Если бы имели такое представление, то увидели бы, какая это, в сущности, жесткая, тяжелая, суровая для человека вещь - христианство, как много оно от него требует, как на самом деле невыполнимы, невыносимы для человека эти требования. А читаемый в качестве книги Новый Завет - не книга, а закон, обязательный к исполнению, и одновременно - приговор.

Интересно, что самый обязательный к исполнению закон - одновременно самый неизвестный в качестве закона. И поэтому, наверное, исполнение его происходит чаще всего не в виде послушания ему, а в виде наказания за непослушание, которое (наказание) также отличается от наказания по всем другим законам своей стопроцентной неизбежностью.

6. Свобода выбора

Возможно, столь скучные слова, как закон, исполнение, наказание, в отношении христианства и вообще отношений Бога и человека могли бы отчасти объяснить тот мрачноватый, причем, устойчиво, неизменно мрачноватый оттенок всей земной жизни, который стереть с лица земли не удается никакими усилиями.
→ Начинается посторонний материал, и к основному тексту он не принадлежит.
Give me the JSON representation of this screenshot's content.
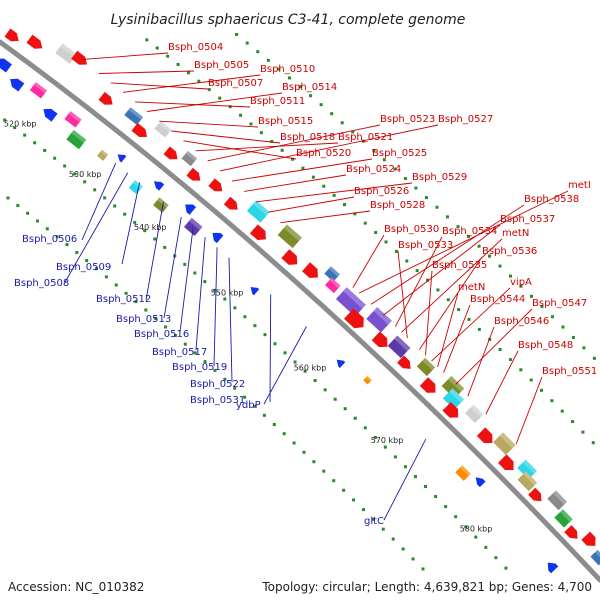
{
  "title": "Lysinibacillus sphaericus C3-41, complete genome",
  "footer": {
    "accession": "Accession: NC_010382",
    "summary": "Topology: circular; Length: 4,639,821 bp; Genes: 4,700"
  },
  "colors": {
    "backbone": "#8c8c8c",
    "forward_gene": "#ee1111",
    "reverse_gene": "#1133ee",
    "forward_label": "#cc0000",
    "reverse_label": "#1a1aa8",
    "tick_dots": "#2a8a2a"
  },
  "kbp_ticks": [
    "520 kbp",
    "530 kbp",
    "540 kbp",
    "550 kbp",
    "560 kbp",
    "570 kbp",
    "580 kbp"
  ],
  "forward_labels": [
    "Bsph_0504",
    "Bsph_0505",
    "Bsph_0507",
    "Bsph_0510",
    "Bsph_0511",
    "Bsph_0514",
    "Bsph_0515",
    "Bsph_0518",
    "Bsph_0520",
    "Bsph_0521",
    "Bsph_0523",
    "Bsph_0527",
    "Bsph_0525",
    "Bsph_0524",
    "Bsph_0529",
    "Bsph_0526",
    "Bsph_0528",
    "metI",
    "Bsph_0538",
    "Bsph_0537",
    "Bsph_0530",
    "Bsph_0534",
    "metN",
    "Bsph_0533",
    "Bsph_0536",
    "Bsph_0535",
    "vipA",
    "metN",
    "Bsph_0544",
    "Bsph_0547",
    "Bsph_0546",
    "Bsph_0548",
    "Bsph_0551"
  ],
  "reverse_labels": [
    "Bsph_0506",
    "Bsph_0509",
    "Bsph_0508",
    "Bsph_0512",
    "Bsph_0513",
    "Bsph_0516",
    "Bsph_0517",
    "Bsph_0519",
    "Bsph_0522",
    "Bsph_0531",
    "ydbP",
    "gltC"
  ]
}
Чисто по-человечески и чисто по-земному это трактуется и воспринимается как несовершенство этого мира.

Идея усовершенствования его различными чисто внешними приемами - одна из самых старинных и постоянных идей, носящихся в воздухе. При этом как бы подразумевается, что с помощью этих внешних приемов (что-то поменять местами, что-то передвинуть, что-то совсем убрать и на его место установить нечто новое, вновь изобретенное) можно ликвидировать этот постоянный мрачноватый оттенок, который, однако, происходит из глубины, откуда-то из сущности и не иссякает. В этом легко можно убедиться, заметив, с каким постоянством он снова и снова восстанавливается, да и, вернее, просто никогда, ни на минуту не исчезает. Как бы его усилия к выживанию неотступно следуют параллельно усилиям его уничтожить, исходящим от человека, сопровождая их с вежливым, но твердым постоянством.

Вместе с этой идеей, такой древней, что она уже не только в воздухе, но, наверное, и в крови, и в сознании, и в подсознании человека, существует гораздо более новая, во всяком случае, для христианского мира, вернее, для мира, ставшего христианским, идея земного мира как некоего праздничного подарка человеку свыше, предназначенного осчастливить его. (Что связано, видимо, с исчезновением постоянного страха перед высшими силами или хотя бы в такой степени, как в дохристианское время.) Существующие же несовершенства, сильно омрачающие общий вид подарка - случайные, временные и при желании и старании (то есть тех же самых поверхностных усилиях) подлежат устранению, исправлению или сведению к минимуму.